In a flash he saw what he’d missed from the minute Cash gave him the file folder. Grace was the only person alive who could identify the child killer. And sharing the case with police might get her killed, as well.
CHAPTER 12
IT WAS A LONG DRIVE to Victoria. Saturdays in early spring brought all the weekend adventurers out on the highway. Usually Garon didn’t mind bottlenecks, but he was anxious to get to his destination. He wasn’t sure how he was going to manage it, but he had to coax Grace into coming home.
He’d phoned Marquez’s cell phone, but he hadn’t gotten an answe
r. Probably the younger man was still furious and unwilling to talk to him. He couldn’t blame him. The detective loved Grace. It wouldn’t sit well with him that Garon had caused her so much pain.
He was wearing a lightweight jacket, which he probably wasn’t going to need. It was a warm, sunny day. The SUV ahead of him had a canoe lashed to its rack and fishing poles sticking out of the back window. Fishing. He grimaced, recalling how he’d overreacted when he found Grace at the local fishing pond.
Her cousin lived back off the road in a grove of pecan trees. There was a dirt driveway that led up to the house. It was an old house, simple white clapboard, one story, with two chimneys and a long front porch that contained rocking chairs, a settee and a swing, all painted green. Off to the side was a large pond with a pier. He glanced toward it and blinked. Grace was out there, dressed in knee-high cutoffs and a red T-shirt, bending over what looked like a minnow bucket.
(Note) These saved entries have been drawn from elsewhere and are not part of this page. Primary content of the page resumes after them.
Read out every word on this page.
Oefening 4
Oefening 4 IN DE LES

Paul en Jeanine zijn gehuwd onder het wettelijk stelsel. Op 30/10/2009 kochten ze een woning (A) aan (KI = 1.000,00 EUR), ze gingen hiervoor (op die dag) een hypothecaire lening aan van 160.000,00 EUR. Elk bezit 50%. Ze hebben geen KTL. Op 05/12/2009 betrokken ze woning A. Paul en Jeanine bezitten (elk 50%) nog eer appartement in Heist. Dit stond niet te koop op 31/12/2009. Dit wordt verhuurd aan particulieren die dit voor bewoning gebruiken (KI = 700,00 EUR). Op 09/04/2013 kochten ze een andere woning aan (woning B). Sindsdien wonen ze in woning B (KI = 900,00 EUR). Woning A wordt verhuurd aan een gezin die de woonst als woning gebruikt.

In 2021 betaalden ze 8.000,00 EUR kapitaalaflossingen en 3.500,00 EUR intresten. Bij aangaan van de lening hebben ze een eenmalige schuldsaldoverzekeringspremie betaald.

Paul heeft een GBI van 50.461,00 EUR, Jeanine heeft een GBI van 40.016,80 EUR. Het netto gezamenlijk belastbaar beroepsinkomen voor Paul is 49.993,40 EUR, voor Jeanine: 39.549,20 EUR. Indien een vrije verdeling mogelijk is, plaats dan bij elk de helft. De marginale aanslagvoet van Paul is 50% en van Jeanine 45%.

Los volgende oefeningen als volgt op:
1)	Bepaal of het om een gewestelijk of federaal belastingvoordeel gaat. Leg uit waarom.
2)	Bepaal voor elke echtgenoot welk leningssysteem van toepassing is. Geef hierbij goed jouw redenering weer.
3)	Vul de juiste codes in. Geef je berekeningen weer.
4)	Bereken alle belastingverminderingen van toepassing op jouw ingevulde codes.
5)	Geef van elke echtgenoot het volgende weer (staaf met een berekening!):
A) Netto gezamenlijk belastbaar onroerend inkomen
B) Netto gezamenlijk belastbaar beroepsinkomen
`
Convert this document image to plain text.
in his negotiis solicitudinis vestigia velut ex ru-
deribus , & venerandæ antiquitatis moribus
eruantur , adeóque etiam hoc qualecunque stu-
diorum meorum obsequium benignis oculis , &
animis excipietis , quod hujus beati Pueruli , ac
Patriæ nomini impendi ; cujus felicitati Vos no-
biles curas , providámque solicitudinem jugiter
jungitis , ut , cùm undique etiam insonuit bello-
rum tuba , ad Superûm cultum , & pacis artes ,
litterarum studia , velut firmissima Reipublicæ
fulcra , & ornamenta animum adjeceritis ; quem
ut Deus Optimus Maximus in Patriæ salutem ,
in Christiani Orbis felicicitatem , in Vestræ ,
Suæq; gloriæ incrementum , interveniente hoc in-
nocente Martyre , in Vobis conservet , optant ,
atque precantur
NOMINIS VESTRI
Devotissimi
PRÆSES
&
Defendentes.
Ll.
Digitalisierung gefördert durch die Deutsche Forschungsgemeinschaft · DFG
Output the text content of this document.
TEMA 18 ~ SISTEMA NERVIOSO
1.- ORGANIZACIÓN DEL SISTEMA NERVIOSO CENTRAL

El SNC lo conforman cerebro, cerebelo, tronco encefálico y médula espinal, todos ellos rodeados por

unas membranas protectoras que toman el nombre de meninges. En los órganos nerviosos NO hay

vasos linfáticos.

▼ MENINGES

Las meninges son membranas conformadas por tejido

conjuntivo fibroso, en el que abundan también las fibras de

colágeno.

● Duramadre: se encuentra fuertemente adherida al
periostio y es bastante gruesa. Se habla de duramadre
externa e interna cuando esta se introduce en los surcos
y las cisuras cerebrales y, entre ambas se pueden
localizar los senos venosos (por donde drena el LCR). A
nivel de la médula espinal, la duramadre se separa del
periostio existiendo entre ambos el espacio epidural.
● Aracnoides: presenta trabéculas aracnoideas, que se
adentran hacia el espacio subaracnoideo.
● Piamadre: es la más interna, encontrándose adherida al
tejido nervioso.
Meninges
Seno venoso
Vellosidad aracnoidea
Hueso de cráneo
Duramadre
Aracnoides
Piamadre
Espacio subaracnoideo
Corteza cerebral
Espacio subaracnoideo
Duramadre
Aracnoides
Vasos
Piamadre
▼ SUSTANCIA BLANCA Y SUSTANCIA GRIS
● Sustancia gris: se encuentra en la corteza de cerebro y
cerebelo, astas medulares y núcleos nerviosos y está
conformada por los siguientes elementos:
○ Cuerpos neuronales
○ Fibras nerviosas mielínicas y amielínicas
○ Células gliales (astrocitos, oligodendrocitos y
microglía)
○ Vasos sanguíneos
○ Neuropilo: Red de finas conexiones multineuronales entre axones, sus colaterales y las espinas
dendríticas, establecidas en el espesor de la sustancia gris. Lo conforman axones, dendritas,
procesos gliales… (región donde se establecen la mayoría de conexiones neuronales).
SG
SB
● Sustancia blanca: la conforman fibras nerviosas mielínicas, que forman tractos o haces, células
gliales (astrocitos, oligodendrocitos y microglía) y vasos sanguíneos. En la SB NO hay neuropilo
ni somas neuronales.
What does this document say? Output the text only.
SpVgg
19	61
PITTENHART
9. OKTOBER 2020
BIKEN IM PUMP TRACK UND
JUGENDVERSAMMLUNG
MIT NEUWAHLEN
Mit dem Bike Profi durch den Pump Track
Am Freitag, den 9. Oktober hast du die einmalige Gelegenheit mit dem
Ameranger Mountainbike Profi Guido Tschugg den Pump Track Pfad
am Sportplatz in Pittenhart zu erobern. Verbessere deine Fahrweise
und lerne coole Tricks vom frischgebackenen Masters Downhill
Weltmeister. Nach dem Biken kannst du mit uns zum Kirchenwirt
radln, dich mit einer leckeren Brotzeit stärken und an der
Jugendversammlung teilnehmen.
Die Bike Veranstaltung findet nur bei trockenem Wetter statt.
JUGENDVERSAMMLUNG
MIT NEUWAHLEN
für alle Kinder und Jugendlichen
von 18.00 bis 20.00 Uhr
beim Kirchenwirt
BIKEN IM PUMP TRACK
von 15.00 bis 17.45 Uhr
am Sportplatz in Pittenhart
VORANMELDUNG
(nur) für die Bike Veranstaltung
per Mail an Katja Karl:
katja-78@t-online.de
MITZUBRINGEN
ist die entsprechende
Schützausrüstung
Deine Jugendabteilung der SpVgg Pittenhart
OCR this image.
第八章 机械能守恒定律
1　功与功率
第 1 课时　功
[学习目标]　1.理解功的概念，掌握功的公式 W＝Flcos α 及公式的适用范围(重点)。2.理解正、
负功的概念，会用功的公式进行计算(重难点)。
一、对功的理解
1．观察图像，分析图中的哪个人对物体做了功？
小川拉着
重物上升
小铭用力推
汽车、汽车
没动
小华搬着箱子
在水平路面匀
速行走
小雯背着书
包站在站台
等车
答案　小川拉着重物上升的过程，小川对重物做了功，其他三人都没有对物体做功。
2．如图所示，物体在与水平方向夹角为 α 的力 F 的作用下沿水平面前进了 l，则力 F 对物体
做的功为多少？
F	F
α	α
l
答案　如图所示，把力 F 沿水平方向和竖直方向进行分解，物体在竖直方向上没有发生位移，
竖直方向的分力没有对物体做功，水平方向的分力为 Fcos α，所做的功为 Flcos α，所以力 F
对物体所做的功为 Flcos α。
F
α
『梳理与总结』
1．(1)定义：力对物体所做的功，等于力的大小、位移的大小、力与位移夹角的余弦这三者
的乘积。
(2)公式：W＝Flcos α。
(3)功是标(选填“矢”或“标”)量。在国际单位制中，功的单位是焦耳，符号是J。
He got out of the SUV and walked down to the pond, sunglasses hiding the apprehension in his dark eyes. The sunglasses were an individual thing now. But when he was in the elite Hostage Rescue Team, everyone copied the team leader’s sunglasses. Those had been good days, working tight with an expert group of men. His job now, even heading a crime unit squad, was less exciting. It was less stressful as well. Maybe that would seem like a benefit, one day.
Grace saw him coming and straightened. Her chin came up. She was barefoot and wore no makeup at all. Her long hair was in a braid that reached between her shoulder blades. She wasn’t wearing sunglasses and she wasn’t smiling. In one hand, she held a long cane pole with a cork, sinkers and a hook on the fishing line.